Does this allow persistent store? No. No magic. You cant
change the type of a variant. Its forever (or at least until
it is destroyed), just like a reference cant change to refer to another
object.

--
        JOHN (MAX) SKALLER,         INTERNET:maxtal@suphys.physics.su.oz.au
 Maxtal Pty Ltd,      CSERVE:10236.1703
        6 MacKay St ASHFIELD,     Mem: SA IT/9/22,SC22/WG21
        NSW 2131, AUSTRALIA

Author: maxtal@physics.su.OZ.AU (John Max Skaller)
Date: Sun, 9 May 1993 20:33:00 GMT Raw View

 In a recent post I said we need some sort of discriminated
union for managing heterogenous aggregates. In the past I have
posted notes on 'variants' which provide such a mechanism and
have some lovely properties.

 Variants, however, suffered from a problem: it is not
possible to do a type changing assignment to a variant.

 A variant is not a type: it can be turned into a type
by encapsulating it in a class (forming a discriminated union type).
Recently, Fergus Henderson showed how this could be used to
implement assignments, solving the one major problem of variants.

 So I want to review the notion of variants, in preparation
for writing a proposal. I'll try to cover the easy bit first:
the easy bit is the semantics. The hard bit is the convincing
argument that variants are essential.

 A variant is not a type. However, you can write:

 variant V [int, long, X, Y];
 V v=2L; // initialises a 'long'

 select(v)
 {
  type(int i) {  cout << i; }
  type(long l) { cout<<l; }
  type(X x) { cout<<x; }
  type(Y y) { cout <<y; }
 }

The 'select' statement and the rules for initialising variants
are the only semantic rules that are really needed for variants.

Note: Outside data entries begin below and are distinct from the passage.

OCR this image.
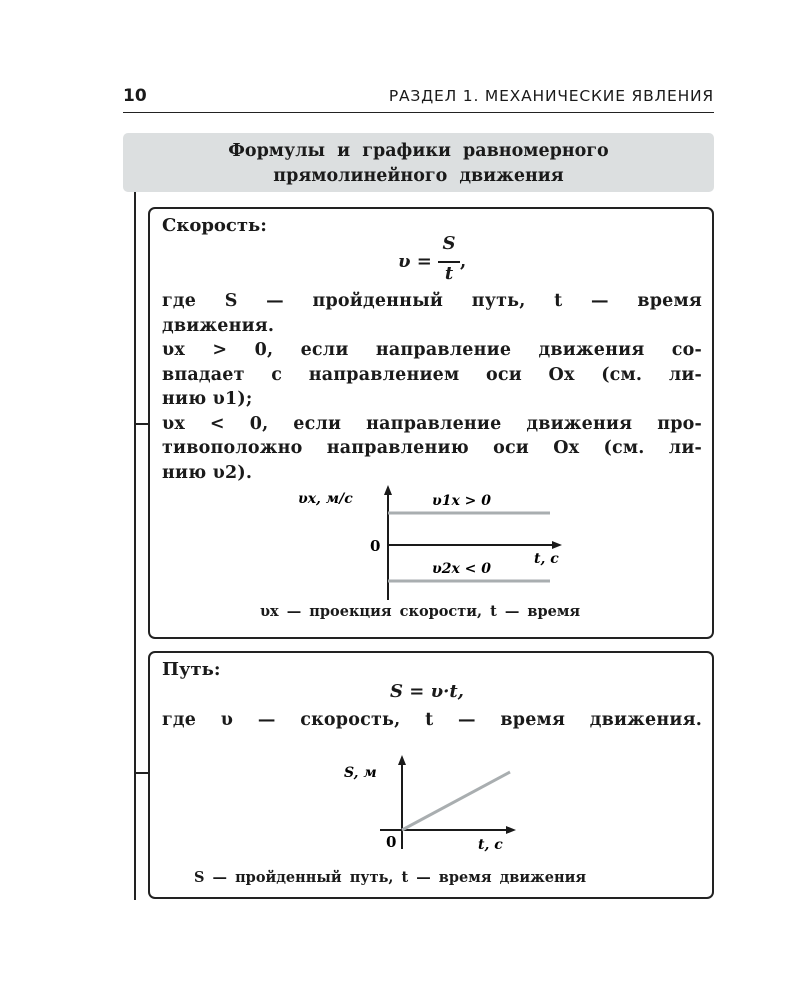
10	РАЗДЕЛ 1. МЕХАНИЧЕСКИЕ ЯВЛЕНИЯ
Формулы и графики равномерного
прямолинейного движения
Скорость:
υ =
S
t
,
где S — пройденный путь, t — время
движения.
υx > 0, если направление движения со-
впадает с направлением оси Ox (см. ли-
нию υ1);
υx < 0, если направление движения про-
тивоположно направлению оси Ox (см. ли-
нию υ2).
υx, м/с
0
t, с
υ1x > 0
υ2x < 0
υx — проекция скорости, t — время
Путь:
S = υ·t,
где υ — скорость, t — время движения.
S, м
0	t, с
S — пройденный путь, t — время движения
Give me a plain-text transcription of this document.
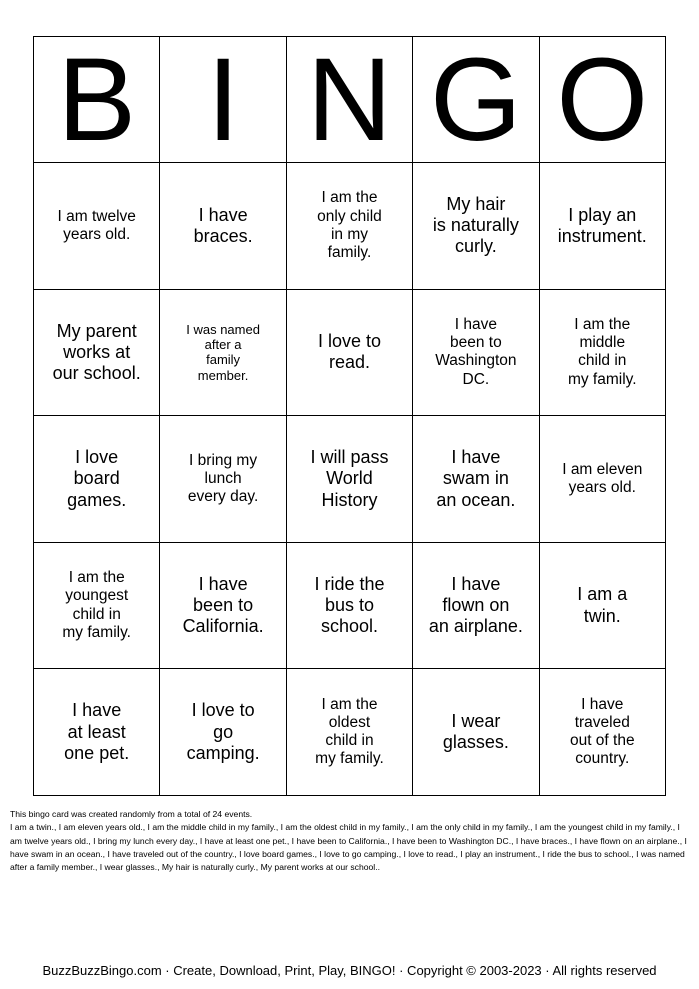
B	I	N	G	O
I am twelve
years old.	I have
braces.	I am the
only child
in my
family.	My hair
is naturally
curly.	I play an
instrument.
My parent
works at
our school.	I was named
after a
family
member.	I love to
read.	I have
been to
Washington
DC.	I am the
middle
child in
my family.
I love
board
games.	I bring my
lunch
every day.	I will pass
World
History	I have
swam in
an ocean.	I am eleven
years old.
I am the
youngest
child in
my family.	I have
been to
California.	I ride the
bus to
school.	I have
flown on
an airplane.	I am a
twin.
I have
at least
one pet.	I love to
go
camping.	I am the
oldest
child in
my family.	I wear
glasses.	I have
traveled
out of the
country.
This bingo card was created randomly from a total of 24 events.
I am a twin., I am eleven years old., I am the middle child in my family., I am the oldest child in my family., I am the only child in my family., I am the youngest child in my family., I am twelve years old., I bring my lunch every day., I have at least one pet., I have been to California., I have been to Washington DC., I have braces., I have flown on an airplane., I have swam in an ocean., I have traveled out of the country., I love board games., I love to go camping., I love to read., I play an instrument., I ride the bus to school., I was named after a family member., I wear glasses., My hair is naturally curly., My parent works at our school..
BuzzBuzzBingo.com · Create, Download, Print, Play, BINGO! · Copyright © 2003-2023 · All rights reserved
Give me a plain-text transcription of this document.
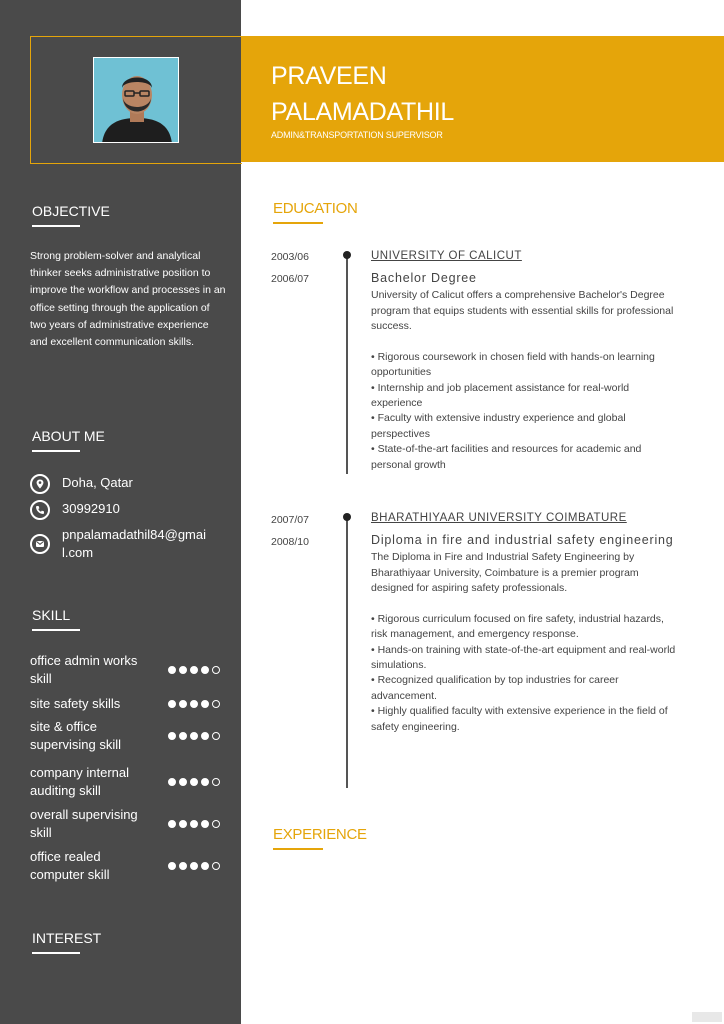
PRAVEEN
PALAMADATHIL
ADMIN&TRANSPORTATION SUPERVISOR
OBJECTIVE
Strong problem-solver and analytical thinker seeks administrative position to improve the workflow and processes in an office setting through the application of two years of administrative experience and excellent communication skills.
ABOUT ME
Doha, Qatar
30992910
pnpalamadathil84@gmail.com
SKILL
office admin works skill
site safety skills
site & office supervising skill
company internal auditing skill
overall supervising skill
office realed computer skill
INTEREST
EDUCATION
2003/06
2006/07
UNIVERSITY OF CALICUT
Bachelor Degree
University of Calicut offers a comprehensive Bachelor's Degree program that equips students with essential skills for professional success.
• Rigorous coursework in chosen field with hands-on learning opportunities
• Internship and job placement assistance for real-world experience
• Faculty with extensive industry experience and global perspectives
• State-of-the-art facilities and resources for academic and personal growth
2007/07
2008/10
BHARATHIYAAR UNIVERSITY COIMBATURE
Diploma in fire and industrial safety engineering
The Diploma in Fire and Industrial Safety Engineering by Bharathiyaar University, Coimbature is a premier program designed for aspiring safety professionals.
• Rigorous curriculum focused on fire safety, industrial hazards, risk management, and emergency response.
• Hands-on training with state-of-the-art equipment and real-world simulations.
• Recognized qualification by top industries for career advancement.
• Highly qualified faculty with extensive experience in the field of safety engineering.
EXPERIENCE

The select statement is equivalent to a set of anonymous overloaded
function calls, as is initialisation.

My current rules for 'select' require no ambiguity and completeness.

The above select shows a regular pattern in type clauses. It is
permitted to write the abbreviated notation:

 cout<<v;

for this select: this is called automatic expansion.

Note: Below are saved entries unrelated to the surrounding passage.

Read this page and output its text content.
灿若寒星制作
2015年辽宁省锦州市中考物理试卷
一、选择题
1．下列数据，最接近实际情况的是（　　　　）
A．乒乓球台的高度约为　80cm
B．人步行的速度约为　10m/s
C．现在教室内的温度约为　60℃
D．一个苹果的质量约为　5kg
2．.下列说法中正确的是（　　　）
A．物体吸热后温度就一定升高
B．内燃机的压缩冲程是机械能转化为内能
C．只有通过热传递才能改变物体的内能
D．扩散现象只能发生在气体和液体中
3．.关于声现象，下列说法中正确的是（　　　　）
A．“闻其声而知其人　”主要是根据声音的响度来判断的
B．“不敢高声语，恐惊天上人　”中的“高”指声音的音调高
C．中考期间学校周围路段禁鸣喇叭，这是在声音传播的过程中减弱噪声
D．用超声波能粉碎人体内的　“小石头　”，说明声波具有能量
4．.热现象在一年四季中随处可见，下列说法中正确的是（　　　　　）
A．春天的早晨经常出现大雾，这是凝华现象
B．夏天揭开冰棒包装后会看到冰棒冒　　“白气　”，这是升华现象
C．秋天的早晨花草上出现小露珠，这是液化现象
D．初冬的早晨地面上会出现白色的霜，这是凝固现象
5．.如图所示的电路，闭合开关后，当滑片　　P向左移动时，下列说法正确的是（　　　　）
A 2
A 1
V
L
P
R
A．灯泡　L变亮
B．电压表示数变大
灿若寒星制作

It can be shown that a pointer to a variant is a variant pointer,
and we say "variants commute with pointers". This means that

 variant [X,Y] *z=something;
 variant [X*, Y*] z=something;

are equivalent. Taking the address of a variant object yields
a variant pointer, dereferencing a variant pointer yields
a variant reference.

It makes sense to have variant functions:

 void f(V v) { cout<<v; }

and these are equivalent to a family of functions:

 void f(int i) { cout<<i; }
 void f(long l) { cout <<l; }
 ...

or to a template function

 template<class V> void f(V v) {cout <<v; }

which is constrained to the variant components (the types long, int, X, Y)
It is also equivalent to an actual constrained generic function

 void f(V v) {
  select(v)
  {
   type(int i) {cout << i; }
   ...
  }
 }

and thus we can say that "variants commute with templates",
or perhaps "variants commute with overloading".

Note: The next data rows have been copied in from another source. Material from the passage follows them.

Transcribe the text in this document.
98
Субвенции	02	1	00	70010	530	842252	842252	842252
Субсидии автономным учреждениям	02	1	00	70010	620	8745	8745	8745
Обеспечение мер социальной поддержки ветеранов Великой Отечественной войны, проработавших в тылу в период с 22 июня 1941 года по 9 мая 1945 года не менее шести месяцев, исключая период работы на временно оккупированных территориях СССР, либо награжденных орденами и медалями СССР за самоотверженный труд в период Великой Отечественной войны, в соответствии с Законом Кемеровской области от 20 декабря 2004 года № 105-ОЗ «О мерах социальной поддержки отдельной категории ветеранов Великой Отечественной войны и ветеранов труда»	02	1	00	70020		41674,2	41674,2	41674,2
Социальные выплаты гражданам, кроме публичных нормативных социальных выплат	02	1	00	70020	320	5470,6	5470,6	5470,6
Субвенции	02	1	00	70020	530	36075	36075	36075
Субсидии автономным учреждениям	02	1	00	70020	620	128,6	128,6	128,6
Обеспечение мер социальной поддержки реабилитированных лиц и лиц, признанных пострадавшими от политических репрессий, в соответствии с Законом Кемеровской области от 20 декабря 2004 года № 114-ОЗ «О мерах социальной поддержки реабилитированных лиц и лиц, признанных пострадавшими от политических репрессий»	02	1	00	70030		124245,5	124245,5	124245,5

Well, finally, "variants commute with inheritance". You can derive
from a variant: the result is a variant.

You can view 'variants' as a combination of compiler iteration
of alternatives. In the case of declarations, multiple
'ordinary' C++ declarations are generated, whereas
for statements, multiple code sections are generated with
a run time switch based on the type tag.

You can picture a variant object this way: it is like a
union of the types with an associated tag.

Now some techniques. The most important technique is converting
a variant into a type:

 struct dunion {
  V v;
  dunion(V x) : v(x) {}
 };

Now we have a discriminated union. A pointer to a dunion is
an ordinary pointer.

Implementation. Its done the obvious way: the variant object
is a union with an enumerated type tag. The compiler
generates code for each type and uses an indexing technique
to select the appropriate code, like:

 // cout << v
 goto jumptable[v.tag];
 jumptable[]={lint,llong,lX,lY};
 lint:
  cout<< v.int;
  goto endoff
 llong:
  cout <<v.long;
  goto endoff
 lX: ...
  ...
 endoff:

So the run-time support is minimal (and indexed jump).

Comments? Questions?

--
        JOHN (MAX) SKALLER,         INTERNET:maxtal@suphys.physics.su.oz.au
 Maxtal Pty Ltd,      CSERVE:10236.1703
        6 MacKay St ASHFIELD,     Mem: SA IT/9/22,SC22/WG21
        NSW 2131, AUSTRALIA

Author: maxtal@physics.su.OZ.AU (John Max Skaller)
Date: Sun, 9 May 1993 20:58:56 GMT Raw View

Here is some more on variants.

The 'select' statement is not limited to one
argument: like any other function call you can write

 variant V [int,long];
 V a=something, b=something;
 select(a,b)
 {
  type(int x, int y) { .. }
  type(int x, long y) { ..}
  type(long x, long y) { .. }
 }

Notice that the third type clause catches both signatures

 (int,long) and (long,long)

This illustrates another point about the select statement:
it does not have to provide exact matches on the types.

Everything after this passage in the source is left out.